When speaking to my eldest about how I used AI to save myself a couple of days reading up on and experimenting with how to create something simple on one of my websites, my brilliant progeny still sassed me with, "But Dad, you didn't learn anything?"
They're right. Every time we choose to use AI, we sacrifice something of our humanity. Not only do I lose out on exerting my brain and pushing myself to achieve something in a field that is quite contrary to my skillset – I also miss out on the little sense of triumph that erupts when the thing that has been failing all week suddenly works.
Even then, the LLM is always making little suggestions and offering to help out with other stuff, like a blurb for an intro page for the site I'm building. I repeatedly tell it that I never want it to write anything for me. It complements me on my integrity before making another suggestion a few posts later.
A lot is made of the more distinctive perils of AI, from the environmental carnage, the rocketing prices of consumer electronics due to the current RAM shortage to the current car-crash journalism on AI psychosis. But not as much is made of the quiet dilution of our own humanity when we come to overrely on this technology.

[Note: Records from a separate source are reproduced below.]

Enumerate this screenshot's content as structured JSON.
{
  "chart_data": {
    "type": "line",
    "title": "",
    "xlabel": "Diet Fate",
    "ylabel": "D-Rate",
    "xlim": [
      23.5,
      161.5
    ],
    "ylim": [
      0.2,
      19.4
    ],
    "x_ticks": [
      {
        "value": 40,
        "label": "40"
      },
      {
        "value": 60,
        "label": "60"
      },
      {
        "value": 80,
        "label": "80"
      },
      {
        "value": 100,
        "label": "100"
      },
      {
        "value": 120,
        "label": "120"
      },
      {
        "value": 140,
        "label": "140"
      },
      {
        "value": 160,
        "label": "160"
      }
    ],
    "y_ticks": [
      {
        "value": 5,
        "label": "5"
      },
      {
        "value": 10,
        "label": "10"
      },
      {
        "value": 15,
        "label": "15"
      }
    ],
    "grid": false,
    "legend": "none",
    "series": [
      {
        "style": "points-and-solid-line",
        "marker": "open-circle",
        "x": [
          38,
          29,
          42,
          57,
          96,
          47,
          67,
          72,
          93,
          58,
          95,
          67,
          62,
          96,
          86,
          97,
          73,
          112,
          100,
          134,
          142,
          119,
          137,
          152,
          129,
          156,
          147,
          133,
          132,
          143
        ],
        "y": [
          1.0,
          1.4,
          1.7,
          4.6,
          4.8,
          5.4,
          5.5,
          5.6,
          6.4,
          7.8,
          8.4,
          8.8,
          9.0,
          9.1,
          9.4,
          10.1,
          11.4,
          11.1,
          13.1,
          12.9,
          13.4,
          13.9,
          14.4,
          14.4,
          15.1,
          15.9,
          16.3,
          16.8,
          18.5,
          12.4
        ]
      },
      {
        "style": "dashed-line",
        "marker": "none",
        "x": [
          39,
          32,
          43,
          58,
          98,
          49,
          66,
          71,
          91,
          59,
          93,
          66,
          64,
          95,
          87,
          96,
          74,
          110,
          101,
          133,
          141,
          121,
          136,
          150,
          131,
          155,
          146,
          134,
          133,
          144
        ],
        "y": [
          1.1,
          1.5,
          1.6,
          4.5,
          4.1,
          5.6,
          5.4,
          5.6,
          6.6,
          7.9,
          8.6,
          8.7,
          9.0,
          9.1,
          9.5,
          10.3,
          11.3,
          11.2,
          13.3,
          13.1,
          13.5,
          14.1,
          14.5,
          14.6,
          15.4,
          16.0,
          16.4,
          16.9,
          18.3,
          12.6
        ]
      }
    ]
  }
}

It could be that we have already been diminished by other digital forms, such as the flattening effect of algorithmic social media, how the vast array of our reactions have been whittled down to likes and dislikes. In this sense, it’s interesting to see that same governments and educators that have decried the effect of social media on our young are also gung ho about advocating for AI in education. With AI writing our emails, being our counsellor and companion, and offering to take the wheel at every stage of a creative project, I see a further flattening, a dilution of our humanity, but applied at barely noticeable degrees at every available element of human consciousness, expression and experience.
Wallace Stevens once spoke about poetry (and by extension, the imagination) as being, “a violence from within that protects us from a violence without.” I’ve always found this particular soundbite to be overly dramatic. But I do believe that the imagination is a necessary faculty when ideas – such as AI’s dominance being inevitable and that if we don’t get on the train then our competitors will get on it and leave us in the dust – are so readily accepted and parroted by our own governments. I trust my imagination much more that I trust the visions and epiphanies of the creatively and spiritually bankrupt. And I tend not to get onto trains if I haven’t been informed about their destination.